The New York City government is on track to achieve its ambitious fleet sustainability goal as it attempts to halve greenhouse gas emissions across the city’s 28,700 vehicles by 2025 – known as the 50×25 initiative – using biofuels and electrified vehicles.
New York has the largest municipal fleet in the United States and it is now the cleanest too, utilising a mix of alternative fuel sources including electric, hybrid, solar, and biofuel to reduce emissions. The City also focuses on continually improving efficiencies, through methods like fleet reduction and fleet sharing.
Deputy Commissioner and Chief Fleet Officer at New York City Department of Citywide Administrative Services (DCAS), Keith Kerman, has played a pivotal role in cleaning up the city’s fleet, so far reducing the total annual fuel use by more than 20 million litres since 2013.
Speaking with Fleet Auto News, Keith says his approach has been one that utilises an array of emissions reduction technologies ranging from biofuels to hybridisation, as the City nears its 2025 goal.
“Under NYC Mayor Eric Adams, DCAS pursued a three-part approach: electrify everything we could viably; implement hybrids and efficiencies including fleet reduction; and replace all fossil diesel with biofuels, specifically renewable diesel,” he said.
“Our focus was to make progress on all fronts while recognising that electrification isn’t ready in all areas, especially emergency service trucks like snow-plows and fire trucks. DCAS now operates 5,200-plus electric units, 2,080 electric charging ports, 4,400 hybrids, has reduced the fleet over 1,500 and has used over 14 million gallons of renewable diesel. These are all the largest programs in NY State and among the largest in the nation.”
So far 20,000 of the city’s vehicles are powered by alternative fuels but given diesel accounts for 60 per cent of total fuel use, DCAS relies heavily on renewable diesel which it says offers up to a 60 percent reduction in greenhouse gas emissions.
“Renewable diesel offers major, 60%+, greenhouse gas reduction; reduced tailpipe emissions; elimination of foul diesel fuel smell; and can fully replace all fossil diesel without infrastructure investment or negatively impacting operations,” Keith said.
“All NYC fleet operations, emergency and non-emergency, on and off road, now use renewable diesel. This is a sustainable, renewable fuel. Our current feedstock sources are waste products including animal fat and used cooking oil. The fuel meets the regular ASTM for ultra-low sulfur diesel. Where zero emissions is not yet ready, this solution makes sense and can be implemented in scale now.”
New York City has a long history of fleet sustainability, dating back to the mid-1990s when it first installed compressed natural gas dispensers to reduce fleet emissions at NYC Parks and the Department of Sanitation.
By the late 1990s the City had introduced hybrid vehicles, followed by plug-in off-road units in the early 2000s, and then biodiesel in 2005. As of this year the City now has 5,000 plug-in electric vehicles, 2000 electric charging ports, alongside its widespread use of biofuels.
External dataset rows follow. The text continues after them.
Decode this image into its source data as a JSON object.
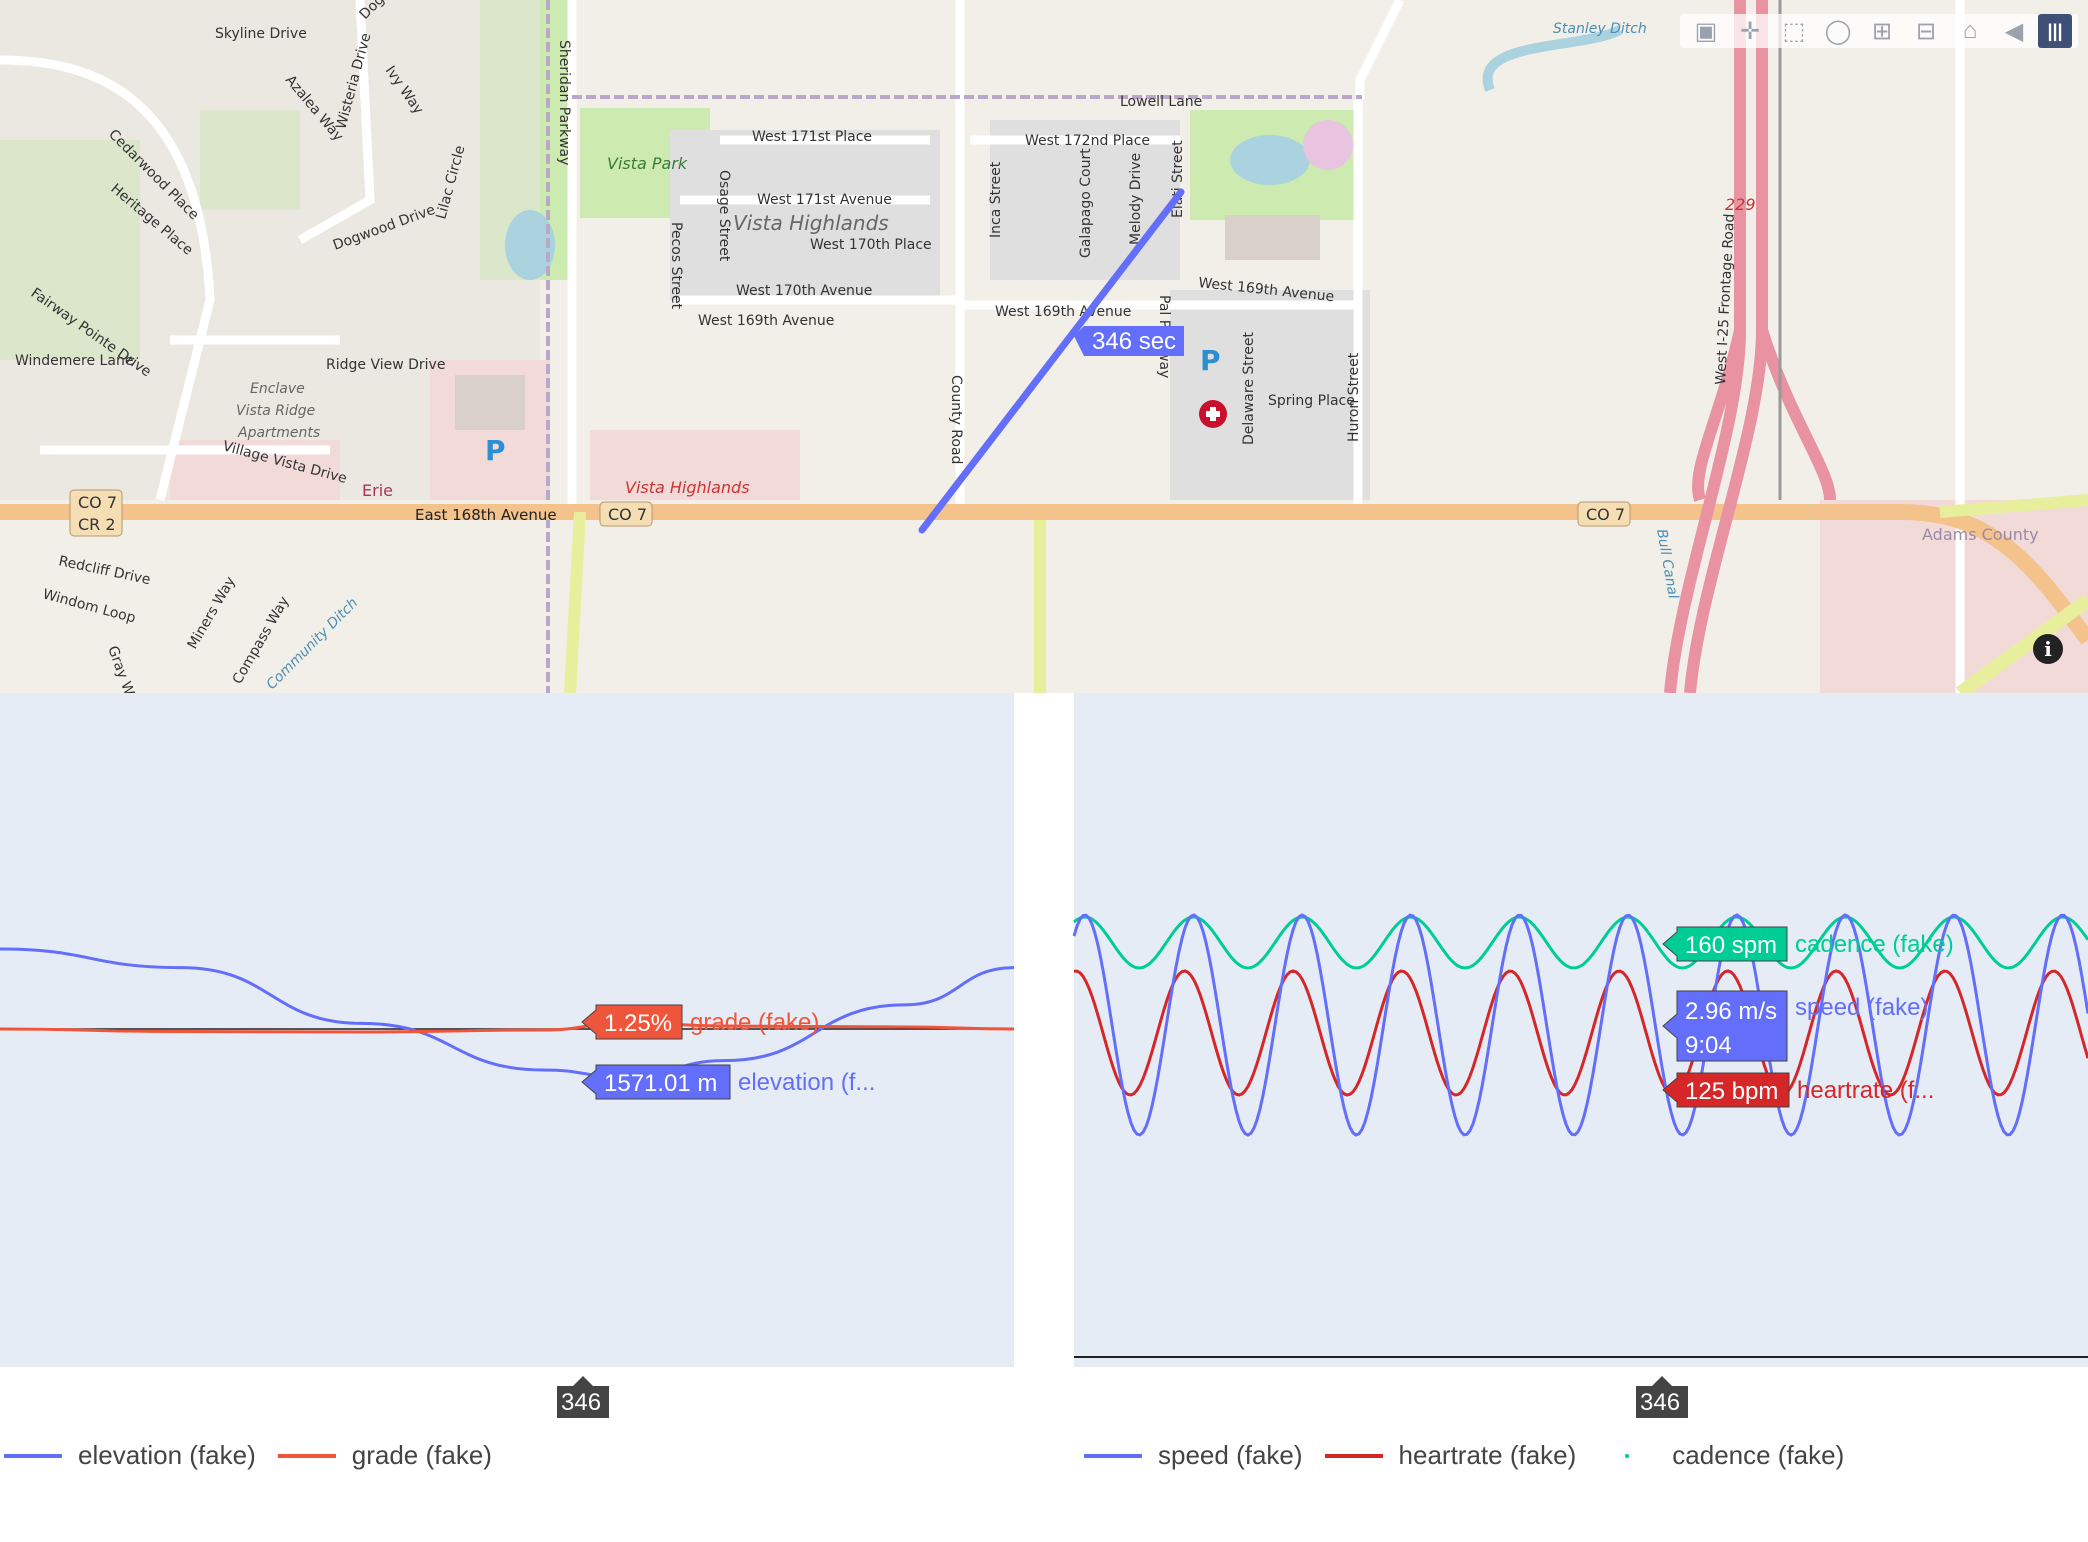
{
  "map": {
    "hover_label": "346 sec",
    "route_color": "#636efa",
    "labels": [
      {
        "t": "Skyline Drive"
      },
      {
        "t": "Sheridan Parkway"
      },
      {
        "t": "Vista Park"
      },
      {
        "t": "West 171st Place"
      },
      {
        "t": "West 172nd Place"
      },
      {
        "t": "Lowell Lane"
      },
      {
        "t": "Vista Highlands"
      },
      {
        "t": "West 171st Avenue"
      },
      {
        "t": "West 170th Place"
      },
      {
        "t": "West 170th Avenue"
      },
      {
        "t": "West 169th Avenue"
      },
      {
        "t": "West 169th Avenue"
      },
      {
        "t": "West 169th Avenue"
      },
      {
        "t": "Ridge View Drive"
      },
      {
        "t": "Enclave"
      },
      {
        "t": "Vista Ridge"
      },
      {
        "t": "Apartments"
      },
      {
        "t": "Village Vista Drive"
      },
      {
        "t": "Erie"
      },
      {
        "t": "East 168th Avenue"
      },
      {
        "t": "Vista Highlands"
      },
      {
        "t": "County Road"
      },
      {
        "t": "Spring Place"
      },
      {
        "t": "Delaware Street"
      },
      {
        "t": "Huron Street"
      },
      {
        "t": "Adams County"
      },
      {
        "t": "Redcliff Drive"
      },
      {
        "t": "Windom Loop"
      },
      {
        "t": "Miners Way"
      },
      {
        "t": "Compass Way"
      },
      {
        "t": "Community Ditch"
      },
      {
        "t": "Dogwood Drive"
      },
      {
        "t": "Heritage Place"
      },
      {
        "t": "Cedarwood Place"
      },
      {
        "t": "Fairway Pointe Drive"
      },
      {
        "t": "Windemere Lane"
      },
      {
        "t": "Azalea Way"
      },
      {
        "t": "Wisteria Drive"
      },
      {
        "t": "Lilac Circle"
      },
      {
        "t": "Ivy Way"
      },
      {
        "t": "Osage Street"
      },
      {
        "t": "Pecos Street"
      },
      {
        "t": "Inca Street"
      },
      {
        "t": "Galapago Court"
      },
      {
        "t": "Melody Drive"
      },
      {
        "t": "Elati Street"
      },
      {
        "t": "West I-25 Frontage Road"
      },
      {
        "t": "Bull Canal"
      },
      {
        "t": "Stanley Ditch"
      },
      {
        "t": "Gray Wolf"
      },
      {
        "t": "Pal Parkway"
      },
      {
        "t": "Dogwood Circle"
      }
    ],
    "shields": [
      {
        "t": "CO 7"
      },
      {
        "t": "CR 2"
      },
      {
        "t": "CO 7"
      },
      {
        "t": "CO 7"
      },
      {
        "t": "229"
      }
    ],
    "parking": "P",
    "info": "i"
  },
  "modebar": {
    "icons": [
      "camera-icon",
      "pan-icon",
      "box-select-icon",
      "lasso-icon",
      "zoom-in-icon",
      "zoom-out-icon",
      "reset-icon",
      "toggle-hover-icon",
      "plotly-logo-icon"
    ]
  },
  "chart_data": [
    {
      "type": "line",
      "series": [
        {
          "name": "elevation (fake)",
          "color": "#636efa",
          "unit": "m",
          "x": [
            0,
            100,
            200,
            300,
            346,
            400,
            500,
            560
          ],
          "y": [
            1571.7,
            1571.6,
            1571.3,
            1571.05,
            1571.01,
            1571.1,
            1571.4,
            1571.6
          ]
        },
        {
          "name": "grade (fake)",
          "color": "#ef553b",
          "unit": "%",
          "x": [
            0,
            100,
            200,
            300,
            346,
            400,
            500,
            560
          ],
          "y": [
            0.0,
            -0.5,
            -0.6,
            -0.2,
            1.25,
            0.6,
            0.4,
            0.0
          ]
        }
      ],
      "hover": {
        "x_label": "346",
        "elevation_label": "1571.01 m",
        "elevation_name": "elevation (f...",
        "grade_label": "1.25%",
        "grade_name": "grade (fake)"
      },
      "legend": [
        "elevation (fake)",
        "grade (fake)"
      ],
      "grid": false
    },
    {
      "type": "line",
      "series": [
        {
          "name": "speed (fake)",
          "color": "#636efa",
          "unit": "m/s",
          "mean": 3.0,
          "amplitude": 0.9,
          "period_s": 60
        },
        {
          "name": "heartrate (fake)",
          "color": "#d62728",
          "unit": "bpm",
          "mean": 140,
          "amplitude": 15,
          "period_s": 60
        },
        {
          "name": "cadence (fake)",
          "color": "#00cc96",
          "unit": "spm",
          "mean": 165,
          "amplitude": 5,
          "period_s": 60
        }
      ],
      "hover": {
        "x_label": "346",
        "cadence_label": "160 spm",
        "cadence_name": "cadence (fake)",
        "speed_label": "2.96 m/s",
        "pace_label": "9:04",
        "speed_name": "speed (fake)",
        "heartrate_label": "125 bpm",
        "heartrate_name": "heartrate (f..."
      },
      "legend": [
        "speed (fake)",
        "heartrate (fake)",
        "cadence (fake)"
      ],
      "grid": false
    }
  ],
  "legend_left": [
    {
      "label": "elevation (fake)",
      "color": "#636efa"
    },
    {
      "label": "grade (fake)",
      "color": "#ef553b"
    }
  ],
  "legend_right": [
    {
      "label": "speed (fake)",
      "color": "#636efa"
    },
    {
      "label": "heartrate (fake)",
      "color": "#d62728"
    },
    {
      "label": "cadence (fake)",
      "color": "#00cc96"
    }
  ]
}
“One of our largest electric charger sites is on the East Drive of Central Park,” Keith said.
“With all the extraordinary landmarks and destinations in the park, you can find tourists and New Yorkers regularly taking pictures of and with the electric chargers and cars. The public wants us to visibly lead on sustainability, and we are doing just that.”
Mr Kerman was involved in most stages of New York City’s sustainability shift, across the past 30 years, working at the Department of Parks and Recreation before moving to DCAS as head of its fleet operation.
“I’m most proud of the sustained focus and commitment of DCAS and all our major fleet agencies including NYPD, DSNY, FDNY, Parks, DOT, DEP, and Correction,” he said.
“Fleet’s primary role is to support emergency services and upkeep of the City 24/7. It would be easy to lose focus on sustainability. We never have and still won’t.”
Based on his strong track record of sustainable fleet transitions, we asked Mr Kerman what advice he would give to fleet managers in Australia embarking on emissions reduction journeys.
“Get going,” he urged, before offering his take on the array of improvements that can offer real-world emissions reductions right now.
“Light-duty and increasingly medium-duty electric vehicles will pay for themselves over a vehicle’s life. Hybrids are long established, will reduce fuel and maintenance without infrastructure investment. Renewable diesel is completely interchangeable with regular diesel. Right-sizing and more efficient operations save money and reduce emissions no matter what the fuel source.”
While New York City is on track to achieve its 2025 target, it will soon embark on its next sustainability challenge: complete electrification by 2038. With Keith leading the charge, New York City is in safe hands.